Charles Pickering Bowditch


Charles Pickering Bowditch was an American financier, archaeologist, cryptographer and linguistics scholar who specialized in Mayan epigraphy.
Bowditch was born in Boston into the Massachusetts Bowditch family of mathematician Nathaniel Bowditch, his grandfather, and physiologist Henry Pickering Bowditch, his brother, son of Jonathan Ingersoll Bowditch and Lucy Orme Nichols. He received his undergraduate degree in 1863 and his master's in 1866, both from Harvard University. During the American Civil War he served as an officer in the 55th Massachusetts Volunteer Infantry, a colored regiment, rising to the rank of captain, and then served as a captain in the 5th Massachusetts Volunteer Cavalry, also a colored regiment. In 1866, he married Cornelia L. Rockwell who bore him four children who survived him. He died in 1921 in Jamaica Plains, Massachusetts, and was buried with a Unitarian service.
As a businessman Bowditch participated unsuccessfully in the Pennsylvania oil rush and returned to Massachusetts to manage the estate of Mrs. William Wadsworth, which gave him experience as a financial trustee. He went on to manage many trusts, was a director of the Massachusetts Cotton Mills and the Pepperell Manufacturing Company, the Boston and Providence Railroad Company, American Bell Telephone Company, and a director and later president of the Massachusetts Hospital Life Insurance Company. For three years he was vice-president of the American Bell Telephone Company.
In 1888, Bowditch took a trip to the Yucatán and southern Mexico and became interested in the Mayan culture. While he funded much Mayan research, his own Mayan work focused on deciphering Mayan epigraphy and their calendar system. He was one of the founders of the American Anthropological Association. In 1891 Bowditch was elected a member of the American Antiquarian Society.

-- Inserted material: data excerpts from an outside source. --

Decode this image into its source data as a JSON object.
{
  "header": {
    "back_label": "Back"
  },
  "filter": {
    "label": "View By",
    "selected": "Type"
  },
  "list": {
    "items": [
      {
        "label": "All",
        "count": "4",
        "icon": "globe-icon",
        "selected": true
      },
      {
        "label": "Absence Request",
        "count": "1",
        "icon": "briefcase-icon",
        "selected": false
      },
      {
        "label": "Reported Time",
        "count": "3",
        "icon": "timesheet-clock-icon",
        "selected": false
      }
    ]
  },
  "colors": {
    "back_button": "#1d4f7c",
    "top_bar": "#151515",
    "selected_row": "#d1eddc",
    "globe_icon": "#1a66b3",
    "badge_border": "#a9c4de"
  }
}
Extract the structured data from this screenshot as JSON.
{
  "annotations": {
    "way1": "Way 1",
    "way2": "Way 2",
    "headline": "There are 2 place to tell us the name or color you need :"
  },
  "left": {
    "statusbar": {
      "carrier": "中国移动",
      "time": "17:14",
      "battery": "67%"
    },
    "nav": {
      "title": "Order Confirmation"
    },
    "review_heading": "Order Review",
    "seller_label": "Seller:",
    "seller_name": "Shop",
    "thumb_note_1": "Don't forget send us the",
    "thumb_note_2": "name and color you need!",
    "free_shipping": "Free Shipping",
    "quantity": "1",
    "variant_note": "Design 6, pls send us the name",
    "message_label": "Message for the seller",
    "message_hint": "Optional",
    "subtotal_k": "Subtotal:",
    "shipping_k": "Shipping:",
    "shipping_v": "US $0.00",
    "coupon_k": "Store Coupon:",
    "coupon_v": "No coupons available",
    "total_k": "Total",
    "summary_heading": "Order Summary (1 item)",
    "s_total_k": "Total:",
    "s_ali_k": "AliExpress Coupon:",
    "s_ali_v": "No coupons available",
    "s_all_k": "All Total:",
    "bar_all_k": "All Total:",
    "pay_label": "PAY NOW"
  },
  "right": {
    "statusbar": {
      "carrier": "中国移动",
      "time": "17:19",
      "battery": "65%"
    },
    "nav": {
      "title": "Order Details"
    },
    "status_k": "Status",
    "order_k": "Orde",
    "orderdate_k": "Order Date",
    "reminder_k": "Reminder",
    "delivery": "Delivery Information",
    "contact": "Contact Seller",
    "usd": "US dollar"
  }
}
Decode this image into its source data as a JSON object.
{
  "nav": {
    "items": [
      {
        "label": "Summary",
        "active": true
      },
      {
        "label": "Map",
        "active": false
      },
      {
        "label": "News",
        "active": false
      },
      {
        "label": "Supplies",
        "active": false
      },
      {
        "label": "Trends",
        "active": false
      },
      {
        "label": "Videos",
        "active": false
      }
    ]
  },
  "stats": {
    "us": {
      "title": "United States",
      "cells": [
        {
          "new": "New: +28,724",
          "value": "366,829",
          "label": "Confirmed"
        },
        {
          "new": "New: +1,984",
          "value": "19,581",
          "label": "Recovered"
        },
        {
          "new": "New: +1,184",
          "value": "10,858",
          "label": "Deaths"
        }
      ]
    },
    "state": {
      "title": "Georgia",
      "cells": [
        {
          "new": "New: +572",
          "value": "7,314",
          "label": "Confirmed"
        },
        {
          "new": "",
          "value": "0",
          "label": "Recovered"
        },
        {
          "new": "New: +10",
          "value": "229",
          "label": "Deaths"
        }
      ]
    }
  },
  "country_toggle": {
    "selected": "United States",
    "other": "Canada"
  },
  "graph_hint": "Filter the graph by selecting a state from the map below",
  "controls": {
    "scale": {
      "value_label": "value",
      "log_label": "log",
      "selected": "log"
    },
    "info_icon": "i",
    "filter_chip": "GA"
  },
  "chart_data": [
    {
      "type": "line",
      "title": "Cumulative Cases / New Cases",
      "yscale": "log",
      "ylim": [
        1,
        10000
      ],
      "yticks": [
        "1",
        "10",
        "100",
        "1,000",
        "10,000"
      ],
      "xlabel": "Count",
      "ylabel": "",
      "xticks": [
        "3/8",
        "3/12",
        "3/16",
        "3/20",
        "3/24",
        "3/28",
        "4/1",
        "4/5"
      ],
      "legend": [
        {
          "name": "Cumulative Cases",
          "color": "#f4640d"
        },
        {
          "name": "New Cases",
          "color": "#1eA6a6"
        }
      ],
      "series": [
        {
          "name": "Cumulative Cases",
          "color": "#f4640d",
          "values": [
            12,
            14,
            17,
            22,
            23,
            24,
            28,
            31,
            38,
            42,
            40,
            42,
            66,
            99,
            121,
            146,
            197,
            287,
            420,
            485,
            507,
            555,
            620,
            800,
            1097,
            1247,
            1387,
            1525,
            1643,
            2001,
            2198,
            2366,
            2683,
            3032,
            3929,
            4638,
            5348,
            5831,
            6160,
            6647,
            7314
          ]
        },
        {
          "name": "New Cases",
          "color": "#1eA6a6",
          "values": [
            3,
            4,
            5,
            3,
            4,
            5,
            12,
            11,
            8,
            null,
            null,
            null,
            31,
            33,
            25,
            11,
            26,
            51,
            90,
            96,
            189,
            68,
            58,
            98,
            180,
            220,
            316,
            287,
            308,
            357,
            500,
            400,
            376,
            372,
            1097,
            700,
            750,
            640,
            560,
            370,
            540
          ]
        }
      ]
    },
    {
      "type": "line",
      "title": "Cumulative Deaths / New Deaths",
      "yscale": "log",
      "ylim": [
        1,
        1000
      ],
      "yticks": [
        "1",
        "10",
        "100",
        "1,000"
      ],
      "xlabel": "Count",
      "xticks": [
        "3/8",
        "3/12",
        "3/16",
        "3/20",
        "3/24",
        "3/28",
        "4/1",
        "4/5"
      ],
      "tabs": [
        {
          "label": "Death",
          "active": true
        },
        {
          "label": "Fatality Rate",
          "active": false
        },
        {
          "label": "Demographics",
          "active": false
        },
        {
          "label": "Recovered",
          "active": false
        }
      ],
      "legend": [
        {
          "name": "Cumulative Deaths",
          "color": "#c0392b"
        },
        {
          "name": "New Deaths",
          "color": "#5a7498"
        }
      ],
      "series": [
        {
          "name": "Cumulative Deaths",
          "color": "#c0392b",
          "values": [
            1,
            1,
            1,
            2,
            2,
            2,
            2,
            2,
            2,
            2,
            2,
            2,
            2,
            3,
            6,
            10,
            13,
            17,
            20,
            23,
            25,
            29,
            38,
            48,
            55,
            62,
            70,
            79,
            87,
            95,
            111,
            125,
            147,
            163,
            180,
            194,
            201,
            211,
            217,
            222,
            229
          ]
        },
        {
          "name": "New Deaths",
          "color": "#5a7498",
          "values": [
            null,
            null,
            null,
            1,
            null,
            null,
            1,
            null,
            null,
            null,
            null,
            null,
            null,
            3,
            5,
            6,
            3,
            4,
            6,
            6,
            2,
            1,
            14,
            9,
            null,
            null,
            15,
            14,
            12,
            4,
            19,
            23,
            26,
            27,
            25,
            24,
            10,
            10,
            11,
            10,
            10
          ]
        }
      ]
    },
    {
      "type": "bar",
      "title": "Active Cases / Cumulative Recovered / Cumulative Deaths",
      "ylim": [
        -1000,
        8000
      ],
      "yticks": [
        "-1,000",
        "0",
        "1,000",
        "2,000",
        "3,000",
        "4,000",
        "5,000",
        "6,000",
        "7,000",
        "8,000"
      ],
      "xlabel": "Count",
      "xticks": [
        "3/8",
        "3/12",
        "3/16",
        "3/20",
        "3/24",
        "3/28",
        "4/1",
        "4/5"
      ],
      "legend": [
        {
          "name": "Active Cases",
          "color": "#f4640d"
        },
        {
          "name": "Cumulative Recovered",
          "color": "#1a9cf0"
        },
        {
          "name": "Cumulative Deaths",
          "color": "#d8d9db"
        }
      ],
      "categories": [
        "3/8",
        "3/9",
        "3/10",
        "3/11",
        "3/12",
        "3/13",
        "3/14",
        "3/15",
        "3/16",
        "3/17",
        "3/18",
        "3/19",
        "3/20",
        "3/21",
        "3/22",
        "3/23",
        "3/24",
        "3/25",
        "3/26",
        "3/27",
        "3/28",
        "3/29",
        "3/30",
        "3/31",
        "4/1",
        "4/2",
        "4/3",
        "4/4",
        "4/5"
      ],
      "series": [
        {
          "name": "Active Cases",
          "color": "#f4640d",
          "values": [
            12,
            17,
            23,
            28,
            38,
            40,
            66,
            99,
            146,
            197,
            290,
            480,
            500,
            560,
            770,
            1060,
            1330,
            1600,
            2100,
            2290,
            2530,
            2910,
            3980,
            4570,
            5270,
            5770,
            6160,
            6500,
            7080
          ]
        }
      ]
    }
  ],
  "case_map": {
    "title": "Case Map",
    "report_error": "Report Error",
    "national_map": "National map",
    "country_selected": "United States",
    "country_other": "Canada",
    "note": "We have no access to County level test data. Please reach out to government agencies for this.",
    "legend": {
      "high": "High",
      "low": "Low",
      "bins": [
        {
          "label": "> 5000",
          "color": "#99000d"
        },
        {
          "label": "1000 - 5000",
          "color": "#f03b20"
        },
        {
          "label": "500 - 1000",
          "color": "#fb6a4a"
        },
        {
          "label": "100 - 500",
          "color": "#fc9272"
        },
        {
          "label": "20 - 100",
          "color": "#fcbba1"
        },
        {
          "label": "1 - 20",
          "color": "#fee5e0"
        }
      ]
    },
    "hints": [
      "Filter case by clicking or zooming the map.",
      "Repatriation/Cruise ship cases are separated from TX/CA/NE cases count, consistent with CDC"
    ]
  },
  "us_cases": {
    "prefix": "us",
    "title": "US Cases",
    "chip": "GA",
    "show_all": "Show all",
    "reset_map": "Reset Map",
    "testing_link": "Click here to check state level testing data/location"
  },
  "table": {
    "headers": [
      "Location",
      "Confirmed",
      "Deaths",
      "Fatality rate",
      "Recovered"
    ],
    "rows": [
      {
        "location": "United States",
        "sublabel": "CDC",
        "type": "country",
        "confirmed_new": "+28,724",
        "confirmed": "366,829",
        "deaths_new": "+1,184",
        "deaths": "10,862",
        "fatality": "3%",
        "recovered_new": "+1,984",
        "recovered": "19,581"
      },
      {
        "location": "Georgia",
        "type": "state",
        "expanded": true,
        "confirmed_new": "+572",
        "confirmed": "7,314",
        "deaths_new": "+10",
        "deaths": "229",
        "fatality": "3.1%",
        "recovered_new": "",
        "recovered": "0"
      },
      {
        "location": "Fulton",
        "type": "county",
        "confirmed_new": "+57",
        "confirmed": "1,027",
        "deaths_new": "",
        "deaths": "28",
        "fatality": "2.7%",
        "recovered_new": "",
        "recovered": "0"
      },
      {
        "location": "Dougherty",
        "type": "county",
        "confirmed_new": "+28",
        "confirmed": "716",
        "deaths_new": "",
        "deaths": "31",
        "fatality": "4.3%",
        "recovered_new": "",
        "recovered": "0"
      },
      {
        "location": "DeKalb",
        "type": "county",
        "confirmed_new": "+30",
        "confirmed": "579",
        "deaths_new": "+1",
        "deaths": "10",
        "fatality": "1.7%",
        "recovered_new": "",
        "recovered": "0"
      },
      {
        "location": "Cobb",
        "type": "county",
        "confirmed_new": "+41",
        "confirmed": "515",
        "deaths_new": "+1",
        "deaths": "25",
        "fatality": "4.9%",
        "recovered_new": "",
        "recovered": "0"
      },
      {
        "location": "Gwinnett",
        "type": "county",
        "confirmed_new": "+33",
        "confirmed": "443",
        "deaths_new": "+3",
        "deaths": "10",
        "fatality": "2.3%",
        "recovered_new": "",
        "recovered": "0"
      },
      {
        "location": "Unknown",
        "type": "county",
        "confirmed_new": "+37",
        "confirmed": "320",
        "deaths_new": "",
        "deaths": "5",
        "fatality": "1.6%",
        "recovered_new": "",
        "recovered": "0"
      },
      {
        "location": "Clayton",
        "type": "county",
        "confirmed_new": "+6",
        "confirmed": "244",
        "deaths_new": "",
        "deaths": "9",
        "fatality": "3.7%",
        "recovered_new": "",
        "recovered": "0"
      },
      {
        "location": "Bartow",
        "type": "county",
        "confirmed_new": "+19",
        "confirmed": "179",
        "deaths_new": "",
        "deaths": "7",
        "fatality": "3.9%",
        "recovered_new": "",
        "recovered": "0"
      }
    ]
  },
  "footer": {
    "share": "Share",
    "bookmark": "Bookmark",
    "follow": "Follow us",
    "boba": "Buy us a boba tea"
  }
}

Harvard and the Peabody Museum

Bowditch made his first donation to Harvard's Peabody Museum in 1888, and during his life was its largest contributor. Beginning in 1891, Bowditch funded numerous expeditions to the Mayan areas of Central America through the museum, almost one per year until his death. In 1894 he was elected a trustee of the museum and served on its faculty. On his death he left a large collection of books and other materials on the languages of Central America and Mexico to the museum.
Among the expeditions that Bowditch funded were those of:
Bowditch endowed a chair at Harvard in archaeology.

AAAS

Bowditch was treasurer of the American Academy of Arts and Sciences from 1905 to 1915 and went on to serve as president from 1917 to 1919.